Mutundwe is a neighborhood in the Kampala Division of Rubaga and Wakiso Division of Makindye Ssabagabo in Uganda. The name also refers to Mutundwe Hill, where the neighborhood is located.

==Location==
Mutundwe is located in the northwestern edge of Ssabagabo municipality in Wakiso District, in Uganda's Central Region. It is bordered by Lungujja to the north, Lubaga to the northeast, Ndeeba, Kabowa and Wankulukuku to the east, Kitebi to the southeast, Kabojja to the west, and Nateete to the northwest.
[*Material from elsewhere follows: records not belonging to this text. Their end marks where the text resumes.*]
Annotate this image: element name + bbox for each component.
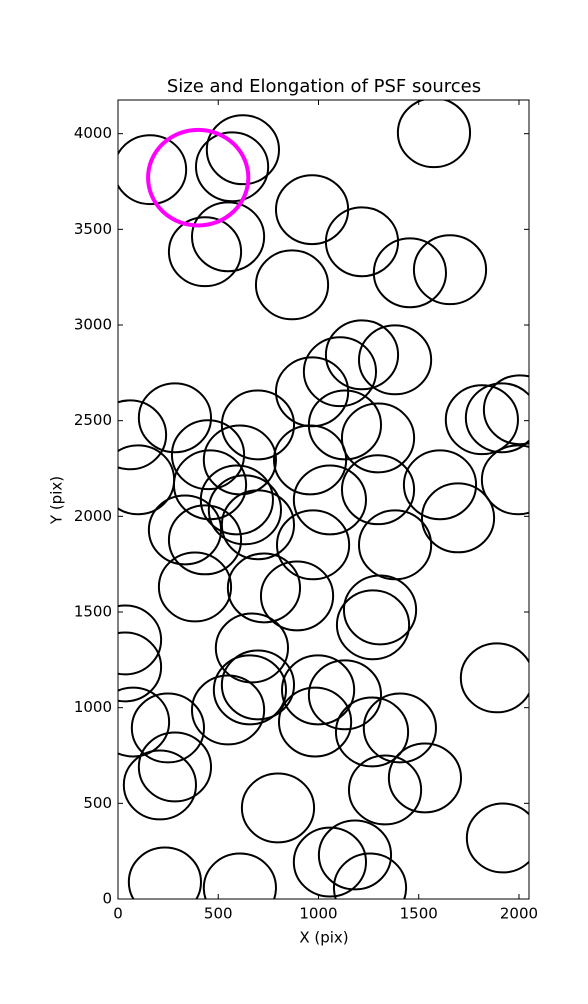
psf-ellipse (118, 686, 171, 758)
psf-ellipse (277, 686, 353, 758)
psf-ellipse (157, 551, 233, 623)
psf-ellipse (480, 444, 529, 516)
psf-ellipse (342, 574, 418, 646)
psf-ellipse (420, 482, 496, 554)
psf-ellipse (272, 424, 348, 496)
psf-ellipse (464, 382, 529, 454)
psf-ellipse (118, 399, 168, 471)
psf-ellipse (334, 696, 410, 768)
psf-ellipse (226, 552, 302, 624)
psf-ellipse (412, 234, 488, 306)
psf-ellipse (280, 654, 356, 726)
psf-ellipse (340, 454, 416, 526)
psf-ellipse (275, 509, 351, 581)
psf-ellipse (332, 852, 408, 899)
psf-ellipse (372, 237, 447, 309)
y-tick-label: 4000 (74, 124, 112, 142)
psf-ellipse (167, 504, 243, 576)
psf-ellipse (307, 659, 383, 731)
x-axis-label: X (pix) (299, 929, 348, 947)
y-tick-label: 1500 (74, 603, 112, 621)
psf-ellipse (207, 474, 282, 546)
psf-ellipse (190, 674, 266, 746)
y-tick-label: 2000 (74, 507, 112, 525)
y-tick-label: 0 (102, 890, 112, 908)
psf-ellipse (205, 114, 280, 186)
plot-frame (117, 99, 530, 900)
y-tick-label: 500 (83, 794, 112, 812)
psf-ellipse (396, 100, 472, 169)
psf-ellipse (292, 464, 368, 536)
x-tick-label: 2000 (500, 905, 538, 923)
psf-ellipse (465, 802, 529, 874)
psf-ellipse (259, 560, 335, 632)
psf-ellipse (317, 819, 393, 891)
y-axis-label: Y (pix) (48, 476, 66, 525)
psf-ellipse (482, 374, 529, 446)
psf-ellipse (387, 742, 463, 814)
psf-ellipse (147, 494, 223, 566)
psf-ellipse (347, 754, 423, 826)
psf-ellipse (170, 419, 246, 491)
y-tick-label: 3500 (74, 220, 112, 238)
psf-ellipse (220, 489, 296, 561)
psf-ellipse (292, 826, 368, 898)
psf-ellipse (362, 692, 437, 764)
psf-ellipse (194, 131, 270, 203)
psf-ellipse (118, 631, 163, 703)
psf-ellipse (130, 692, 206, 764)
y-tick-label: 2500 (74, 411, 112, 429)
y-tick-label: 3000 (74, 316, 112, 334)
plot-area (118, 100, 529, 899)
x-tick-label: 0 (113, 905, 123, 923)
psf-ellipse (167, 216, 243, 288)
psf-ellipse (335, 589, 411, 661)
psf-ellipse (118, 604, 163, 676)
y-tick-label: 1000 (74, 698, 112, 716)
psf-ellipse (122, 749, 197, 821)
psf-ellipse (302, 336, 378, 408)
psf-ellipse (444, 384, 519, 456)
psf-ellipse (127, 846, 202, 899)
psf-ellipse (459, 642, 529, 714)
psf-ellipse (212, 654, 288, 726)
x-tick-label: 500 (204, 905, 233, 923)
psf-ellipse (220, 389, 296, 461)
x-tick-label: 1000 (299, 905, 337, 923)
psf-ellipse (202, 852, 277, 899)
x-tick-label: 1500 (400, 905, 438, 923)
psf-ellipse (146, 127, 251, 228)
psf-ellipse (324, 206, 400, 278)
psf-ellipse (340, 402, 416, 474)
psf-ellipse (240, 772, 316, 844)
psf-ellipse (137, 731, 213, 803)
psf-ellipse (220, 649, 296, 721)
chart-title: Size and Elongation of PSF sources (167, 76, 481, 97)
psf-ellipse (118, 134, 188, 206)
psf-ellipse (190, 201, 266, 273)
psf-ellipse (357, 324, 433, 396)
psf-ellipse (324, 319, 400, 391)
psf-ellipse (214, 612, 290, 684)
psf-ellipse (402, 449, 478, 521)
psf-ellipse (254, 249, 330, 321)
psf-ellipse (137, 382, 213, 454)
The road distance between Kampala's central business district and Mutundwe is approximately 8 km. The coordinates of Mutundwe are 0°16'58.0"N, 32°32'03.0"E (Latitude:0.282778; Longitude:32.534167).

==Overview==
During the first decade of the 21st century, educational institutions such as the Mutundwe Campus of Kampala University and Victoria Academy Mutundwe Primary School have been added to the neighborhood.

The Mutundwe Power Station, a 50 megawatt thermal power plant, was dismantled in 2011, but the Mutundwe electricity sub-station, where the power plant was located, still exists. This sub-station is a major transit point for power generated by the hydropower stations along the Nile River before it is transmitted to Entebbe, Masaka, and the Western Region.

Parts of Mutundwe Hill lie in Lubaga Division, within the city of Kampala, Uganda's capital. Other parts lie in the newly created town of Ssabagabo in Wakiso District. Still other parts of the hill lie within unincorporated Wakiso District.

The largest Datacentre in the country which belongs to the telecommunications giant MTN also called as the MTN Mutundwe Datacenter is located in the Area.